Children in the backcountry also dressed differently from youngsters in other parts of British America. They were allowed great freedom in articles of clothing. “No shoes or stockings,” Charles Woodmason wrote, with his accustomed air of disapproval. “Children run half-naked. The Indians are better cloathed and lodged.”5
These backcountry dress ways were often compared with those of the Indians. But in fact the costume of adult backwoodsmen and women was very different from the breechclouts, tight leggings, and matchcoats of the eastern tribes. It was also highly impractical in the eastern woodlands—“very cold and uncomfortable in bad weather,” Kercheval remembered, and was put aside in time of military campaigning, when according to Kercheval young Europeans tended to copy the more functional clothing of their Indian counterparts.6
Later generations remembered this backcountry costume as aboriginally American—the pioneer dress of the frontier. But it was not worn on most frontiers, and was not invented in America.
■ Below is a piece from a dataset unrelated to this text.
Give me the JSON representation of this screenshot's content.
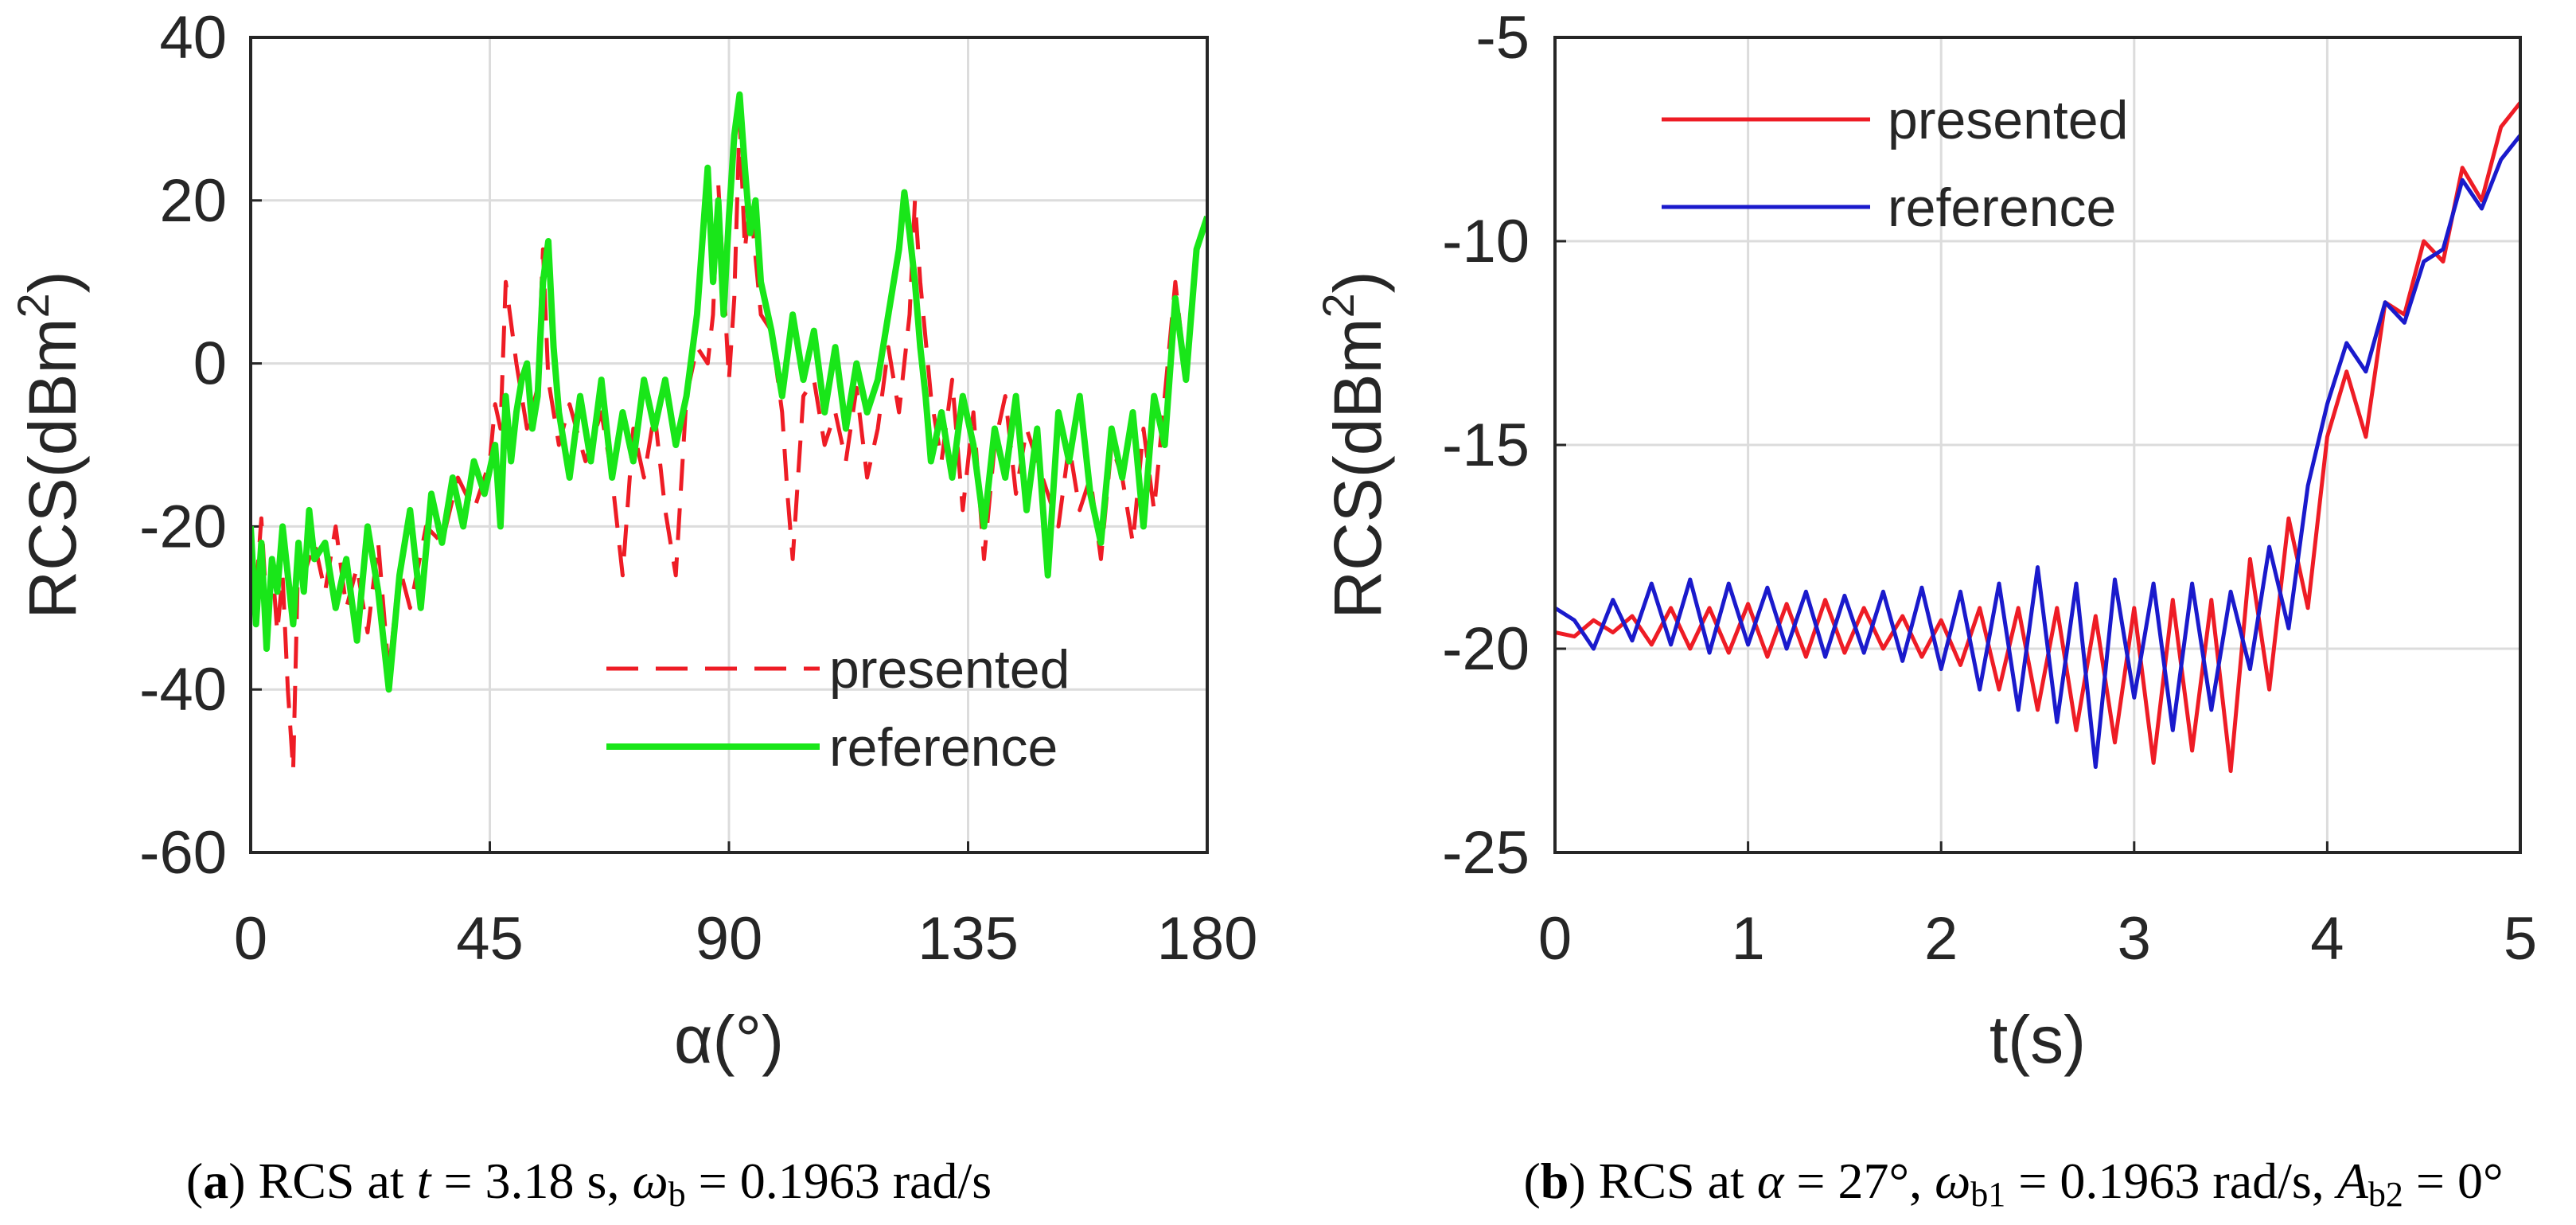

It was similar to dress ways described by travelers in the north of England, the lowlands of Scotland and northern Ireland. This male costume in the British border country was very similar to that which would be worn in the American backcountry—the same linsey or leather shirts, the same broad cut across the shoulders and chest, the same horizontal seams, the same heavy stress on masculinity, the same “drawers” and trowsers, the same leather stockings. Leather shirts and leggings were not frontier inventions. They were commonly worn throughout the borders in the eighteenth century. The account books of one Cumbrian yeoman recorded the cost of covering his legs in sheepskin leggings.7 Another bought gaiters which he called “leather stockings” at Carlisle in 1742. That phrase, which American writers such as Cooper tied to the frontier, was in fact a common north border expression. The distinctive dress of the American frontiersman was adapted from the customs of the British borderlands in all respects except the moccasins and coonskin cap.8
Equally striking were the similarities in women’s costume. One English traveler from Cheshire noticed on a trip to the lowlands of Scotland in 1639 that older women wore a “garment of the same woolen stuff whereof our saddlecloths in England are made: which is cast over their heads, and covers their faces on both sides.” He also observed that “young maids not married are bareheaded,” and “ancient women” wore “a broad boungrace coming over their brows.” A boungrace was a cloth shade or curtain attached to the front of a woman’s bonnet. It was also worn in the northern counties of England, and called an “Ugly” in Northumberland.9
Children’s costume on the borders was also much the same as in the backcountry. On the borders, children normally went barefoot, just at they did in the back settlements. One observer wrote that they tended to leap “as if they had hoofs, but it is almost the same all over the north.”10
These various dress ways spread through the southern highlands and onto the southwestern frontier. Many elements survive to this day, in the clothing style that is called “western dress” in the United States. Derivative forms also appear in the stage costumes of country-western singers, and in the wardrobes of back-country presidents such as Lyndon Johnson and Ronald Reagan. They may still be seen in the ordinary dress of men and women throughout a broad region from Nashville to Dallas. The whirl of fashion has modified this costume in many ways with the introduction of Spanish elements in the nineteenth century and a touch of Hollywood glitz in the twentieth. But strong continuities linked the costume of North Britain in the seventeenth century to backcountry dress ways in the eighteenth century, frontier fashions in the nineteenth century, and “country western” clothing today.